Facing How 'Death Cults' are Created - and Why
I like David Brooks. Who wouldn't? If Brooks' talking-heads persona is any indication, he is engaging, articulate, very intelligent and not the least bit stuffy. If only we could transplant his personality into Kerry's brain - the Democrats would win a landslide victory in November.
David Brooks is wrong, though. In today's International Herald Tribune, a handwringing piece, the cult of death, beyond reason or negotiation, reiterates the old canards of Paul Berman's Terror and Liberalism. We're dealing with people beyond reason, he says, beyond negotiation. The Ossetia school massacre is only the latest confirmation. Those who deny this "have become experts at averting their eyes."

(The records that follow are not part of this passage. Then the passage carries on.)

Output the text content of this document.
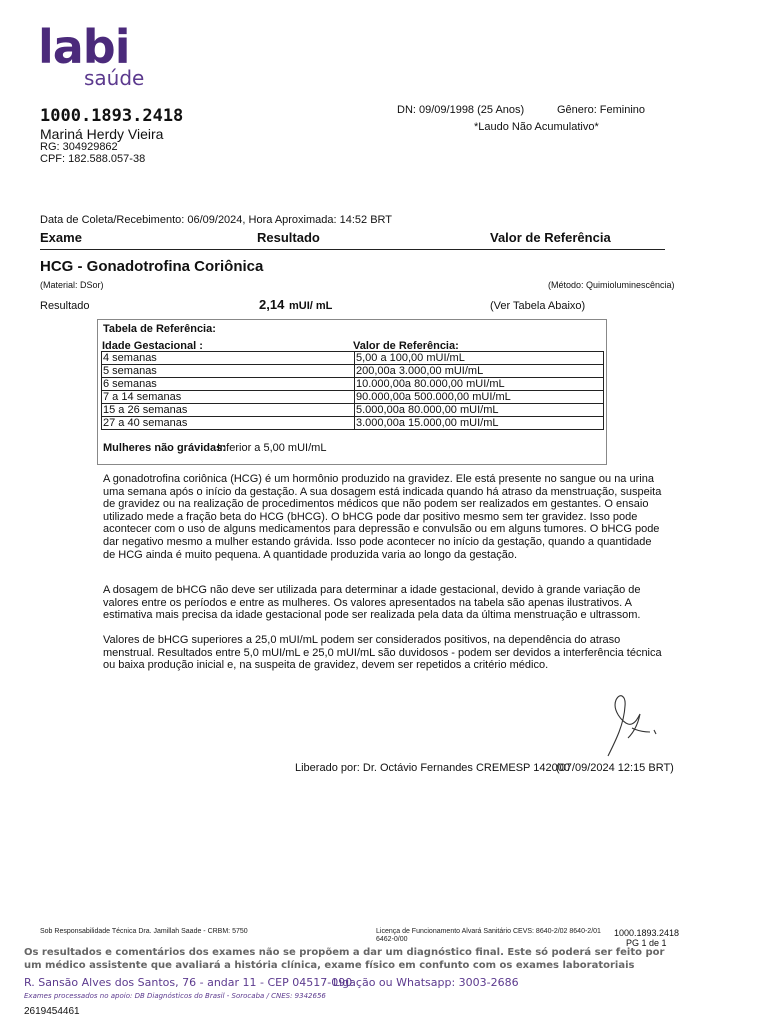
labi
saúde
1000.1893.2418
Mariná Herdy Vieira
RG: 304929862
CPF: 182.588.057-38
DN: 09/09/1998 (25 Anos)	Gênero: Feminino
*Laudo Não Acumulativo*
Data de Coleta/Recebimento: 06/09/2024, Hora Aproximada: 14:52 BRT
Exame	Resultado	Valor de Referência
HCG - Gonadotrofina Coriônica
(Material: DSor)	(Método: Quimioluminescência)
Resultado	2,14 mUI/ mL	(Ver Tabela Abaixo)
Tabela de Referência:
Idade Gestacional :	Valor de Referência:
4 semanas	5,00 a 100,00 mUI/mL
5 semanas	200,00a 3.000,00 mUI/mL
6 semanas	10.000,00a 80.000,00 mUI/mL
7 a 14 semanas	90.000,00a 500.000,00 mUI/mL
15 a 26 semanas	5.000,00a 80.000,00 mUI/mL
27 a 40 semanas	3.000,00a 15.000,00 mUI/mL
Mulheres não grávidas:
Inferior a 5,00 mUI/mL
A gonadotrofina coriônica (HCG) é um hormônio produzido na gravidez. Ele está presente no sangue ou na urina uma semana após o início da gestação. A sua dosagem está indicada quando há atraso da menstruação, suspeita de gravidez ou na realização de procedimentos médicos que não podem ser realizados em gestantes. O ensaio utilizado mede a fração beta do HCG (bHCG). O bHCG pode dar positivo mesmo sem ter gravidez. Isso pode acontecer com o uso de alguns medicamentos para depressão e convulsão ou em alguns tumores. O bHCG pode dar negativo mesmo a mulher estando grávida. Isso pode acontecer no início da gestação, quando a quantidade de HCG ainda é muito pequena. A quantidade produzida varia ao longo da gestação.
A dosagem de bHCG não deve ser utilizada para determinar a idade gestacional, devido à grande variação de valores entre os períodos e entre as mulheres. Os valores apresentados na tabela são apenas ilustrativos. A estimativa mais precisa da idade gestacional pode ser realizada pela data da última menstruação e ultrassom.
Valores de bHCG superiores a 25,0 mUI/mL podem ser considerados positivos, na dependência do atraso menstrual. Resultados entre 5,0 mUI/mL e 25,0 mUI/mL são duvidosos - podem ser devidos a interferência técnica ou baixa produção inicial e, na suspeita de gravidez, devem ser repetidos a critério médico.
Liberado por: Dr. Octávio Fernandes CREMESP 142000
(07/09/2024 12:15 BRT)
Sob Responsabilidade Técnica Dra. Jamillah Saade - CRBM: 5750	Licença de Funcionamento Alvará Sanitário CEVS: 8640-2/02 8640-2/01 6462-0/00
1000.1893.2418
PG 1 de 1
Os resultados e comentários dos exames não se propõem a dar um diagnóstico final. Este só poderá ser feito por
um médico assistente que avaliará a história clínica, exame físico em confunto com os exames laboratoriais
R. Sansão Alves dos Santos, 76 - andar 11 - CEP 04517-090
Ligação ou Whatsapp: 3003-2686
Exames processados no apoio: DB Diagnósticos do Brasil - Sorocaba / CNES: 9342656
2619454461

... the death cult is not really about the cause it purports to serve. It's about the sheer pleasure of killing and dying.The "sheer pleasure of ... dying"? Whoa. Let me get back to that one in a second.
It's about massacring people while in a state of spiritual loftiness. It's about experiencing the total freedom of barbarism - freedom even from human nature, which says, love children, and love life. It's about the joy of sadism and suicide.In a curious non sequitur, however, having attributed a kind of 'liberation' from human nature among these murderous suicide bombers, Brooks' invokes human nature immediately afterward as the explanation, but without ... well, explanation:
Yet when you look at the Western reaction to the Beslan massacres, you see people quick to divert their attention away from the core horror of this act, as if to say: We don't want to stare into this abyss. We don't want to acknowledge those parts of human nature that were on display in Beslan. Something here, if thought about too deeply, undermines the categories we use to live our lives, undermines our faith in the essential goodness of human beings.Let me try to explain what Brooks couldn't about this "sheer pleasure of dying." The "sheer pleasure of killing" is perhaps more understandable, and hints at some context for tragedy. After all, the gratifications of revenge have been demonstrated using brain imaging. Revenge is sweet, scientists say. Well, duh: we knew that already. Revenge is the attempt to take the law into your own hands, and exact justice as you personally see it. Revenge motivates many murders. And revenge is common where the law is weak, or seen as irretrievably corrupt.
But ... the "sheer pleasure of dying"?
For this you may need to read the following: 'Black Widows' behind Beslan tragedy. The article leads off describing the Black Widows as an "unknown" group. Further into the article, however, you see that it's been known about for a while.
David Brooks can't seem to make up his mind whether suicide-bomber massacres are human nature, or liberation from human nature, though he's absolutely sure it's utter unreason either way. Let's be clear: it's all human nature. Even women will kill the children of what they perceive as an enemy people, taking their own miserable lives in the process, if they've endured similar suffering themselves. Why wouldn't they? And as deracinated as this experience might have made them, that doesn't mean the political elements pulling the strings aren't behaving rationally. While we in the West might only see insanity, the Islamic world's first question might be, What have these women suffered, what crimes have been committed against them, to commit such crimes themselves, to inflict such suffering themselves? And islamofascists know it.The name Black Widows surfaced in July 2003 when a Chechen woman, Zarema, was arrested in Moscow with a bomb in her bag. An explosives expert was brought in to defuse the bomb, but it went off and killed him. A Moscow court found Zarema guilty of terrorism and attempted murder and sentenced her to 20 years in prison.
The woman told investigators that she belonged to the Black Widows of Chechnya, a group whose aim is to wreak vengeance on Russians for killing their husbands and children.
Another source said the name of the woman leading the Beslan operation was Khaula Nazirov, a 45-year-old widow from Grozny, the Chechen capital. Her 18-year-old son, 16-year-old daughter, and some other relatives were also part of the operation. They attacked the school because Nazirov's husband was tortured to death in a Russian military camp five years ago, while some of her children's cousins were killed when Russian troops bombed a school in Chechnya some years ago.
Events like Beslan ring like a gong - but in different tones in different parts of the world. For us, it resonates with utter unreason, the atonality of madness. For others, however, to hear of giving up the ghost in an expanding wave of detonated plastic explosive is news that would toll like a bell at a funeral, echoing through mountain valleys and shantytown alleyways: the harmonious and simultaneous gong-stroke of achieving both revenge and blessed relief from horror, suffering, grief. If such an act delays Chechen independence, it still galvanizes Jihad. Chechen is just a battle. It can be lost, and yet be a moral victory. Global Jihad is a world war in the making. Terror can work. It often has.
And don't islamofascists know it. I only wish David Brooks did.